Das Office of Fair Trading nennt ein Beispiel, was künftig gegen die Regeln verstößt: Wenn der Hersteller eines Pferde-Sammelspiels sein Werk als "Gratis" kennzeichnet und auf Screenshots einen vollen Pferdestall zeigt, ist es nicht zulässig, dass der Kunde jeden der virtuellen Gäule erst mit Echtgeld kaufen muss. Außerdem müssen die Hersteller darüber informieren, wenn die Kundendaten für Marketingzwecke gesammelt oder gar weitergeleitet werden.

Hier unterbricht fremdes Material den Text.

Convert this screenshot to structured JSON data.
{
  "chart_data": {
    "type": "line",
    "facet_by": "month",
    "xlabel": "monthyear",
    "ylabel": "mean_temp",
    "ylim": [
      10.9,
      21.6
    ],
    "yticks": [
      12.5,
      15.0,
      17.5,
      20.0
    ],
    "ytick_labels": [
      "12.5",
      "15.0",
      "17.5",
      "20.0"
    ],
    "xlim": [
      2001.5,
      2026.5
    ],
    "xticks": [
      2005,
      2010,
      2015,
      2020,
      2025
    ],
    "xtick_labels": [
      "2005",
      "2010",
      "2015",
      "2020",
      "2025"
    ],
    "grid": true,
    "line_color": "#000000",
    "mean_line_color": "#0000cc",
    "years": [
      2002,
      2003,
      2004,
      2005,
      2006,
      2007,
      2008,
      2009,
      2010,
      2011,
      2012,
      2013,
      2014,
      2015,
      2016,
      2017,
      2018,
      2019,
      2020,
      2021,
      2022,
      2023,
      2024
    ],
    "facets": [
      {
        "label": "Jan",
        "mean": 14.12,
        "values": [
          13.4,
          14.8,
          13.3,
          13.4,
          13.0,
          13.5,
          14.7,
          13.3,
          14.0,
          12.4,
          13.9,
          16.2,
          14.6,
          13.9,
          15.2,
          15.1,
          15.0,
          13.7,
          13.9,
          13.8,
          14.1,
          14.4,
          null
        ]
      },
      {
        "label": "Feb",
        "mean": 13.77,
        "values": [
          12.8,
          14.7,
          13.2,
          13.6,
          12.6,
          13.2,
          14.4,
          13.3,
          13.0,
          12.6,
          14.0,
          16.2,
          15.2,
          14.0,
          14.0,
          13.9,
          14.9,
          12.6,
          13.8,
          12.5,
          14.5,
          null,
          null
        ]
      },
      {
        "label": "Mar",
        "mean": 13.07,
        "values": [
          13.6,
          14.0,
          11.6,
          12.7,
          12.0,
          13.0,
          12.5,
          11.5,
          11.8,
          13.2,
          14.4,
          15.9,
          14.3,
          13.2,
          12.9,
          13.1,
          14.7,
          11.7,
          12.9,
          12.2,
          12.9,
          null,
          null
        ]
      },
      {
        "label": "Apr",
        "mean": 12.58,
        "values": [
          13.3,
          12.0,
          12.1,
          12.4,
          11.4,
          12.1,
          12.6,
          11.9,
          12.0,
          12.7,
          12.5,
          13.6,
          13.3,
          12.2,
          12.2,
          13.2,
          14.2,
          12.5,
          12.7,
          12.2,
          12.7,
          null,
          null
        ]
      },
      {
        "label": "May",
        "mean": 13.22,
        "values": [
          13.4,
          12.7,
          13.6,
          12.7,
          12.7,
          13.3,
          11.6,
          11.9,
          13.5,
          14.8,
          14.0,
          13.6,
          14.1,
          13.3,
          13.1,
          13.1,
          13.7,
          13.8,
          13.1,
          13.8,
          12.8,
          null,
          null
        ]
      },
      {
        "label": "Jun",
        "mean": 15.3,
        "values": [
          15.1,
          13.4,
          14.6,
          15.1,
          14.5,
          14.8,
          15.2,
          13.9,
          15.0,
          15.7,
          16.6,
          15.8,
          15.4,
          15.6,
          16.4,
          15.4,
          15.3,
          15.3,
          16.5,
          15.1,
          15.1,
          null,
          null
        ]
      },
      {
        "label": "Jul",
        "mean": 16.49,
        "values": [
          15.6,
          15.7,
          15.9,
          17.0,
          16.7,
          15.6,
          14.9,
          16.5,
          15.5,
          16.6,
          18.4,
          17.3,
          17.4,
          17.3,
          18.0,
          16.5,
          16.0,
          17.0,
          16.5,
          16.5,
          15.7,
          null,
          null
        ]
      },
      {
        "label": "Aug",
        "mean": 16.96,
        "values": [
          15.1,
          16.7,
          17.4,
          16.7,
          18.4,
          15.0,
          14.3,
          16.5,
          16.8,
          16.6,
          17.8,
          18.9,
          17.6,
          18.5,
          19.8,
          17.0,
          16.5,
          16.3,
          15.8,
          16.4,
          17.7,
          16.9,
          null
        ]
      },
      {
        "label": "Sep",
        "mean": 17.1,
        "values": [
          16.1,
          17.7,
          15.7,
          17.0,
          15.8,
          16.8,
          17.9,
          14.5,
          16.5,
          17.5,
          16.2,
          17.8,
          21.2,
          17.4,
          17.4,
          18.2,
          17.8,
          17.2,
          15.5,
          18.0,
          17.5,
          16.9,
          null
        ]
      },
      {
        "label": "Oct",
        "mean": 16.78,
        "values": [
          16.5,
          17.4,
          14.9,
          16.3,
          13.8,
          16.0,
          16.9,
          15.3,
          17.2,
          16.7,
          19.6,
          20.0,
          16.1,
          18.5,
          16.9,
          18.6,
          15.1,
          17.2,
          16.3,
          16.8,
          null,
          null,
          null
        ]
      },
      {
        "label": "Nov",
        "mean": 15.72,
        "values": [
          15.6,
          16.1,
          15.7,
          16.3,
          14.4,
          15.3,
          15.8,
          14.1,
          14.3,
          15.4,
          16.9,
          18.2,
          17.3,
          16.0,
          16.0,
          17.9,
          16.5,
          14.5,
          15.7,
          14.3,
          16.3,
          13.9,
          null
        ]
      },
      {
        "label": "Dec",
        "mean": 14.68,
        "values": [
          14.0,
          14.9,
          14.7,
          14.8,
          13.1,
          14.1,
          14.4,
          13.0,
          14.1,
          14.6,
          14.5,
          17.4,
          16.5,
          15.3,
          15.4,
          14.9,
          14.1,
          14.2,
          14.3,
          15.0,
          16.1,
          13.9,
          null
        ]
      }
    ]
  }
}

Besonders Eltern dürften sich über die Vorgaben freuen. Ab dann können nämlich minderjährige Kinder erst dann Geld in Games ausgeben, nachdem die Erziehungsberechtigten ausdrücklich zugestimmt haben.

In Deutschland hatte sich in der jüngsten Vergangenheit die Verbraucherzentrale Bundesverband derartiger Probleme mit Kinderportalen angenommen und Abmahnungen sowie später Klagen eingereicht. Striktere Vorgaben wie künftig in Großbritannien könnten den Verbraucherschützern die Arbeit erleichtern.

Die Spielebranche hat noch bis zum 1. April 2014 Zeit, ihre Produkte anzupassen - dann treten die Vorgaben in Kraft. Bei ihrer Erstellung war der Lobbyverband Ukie (The Association for UK Interactive Entertainment) beteiligt.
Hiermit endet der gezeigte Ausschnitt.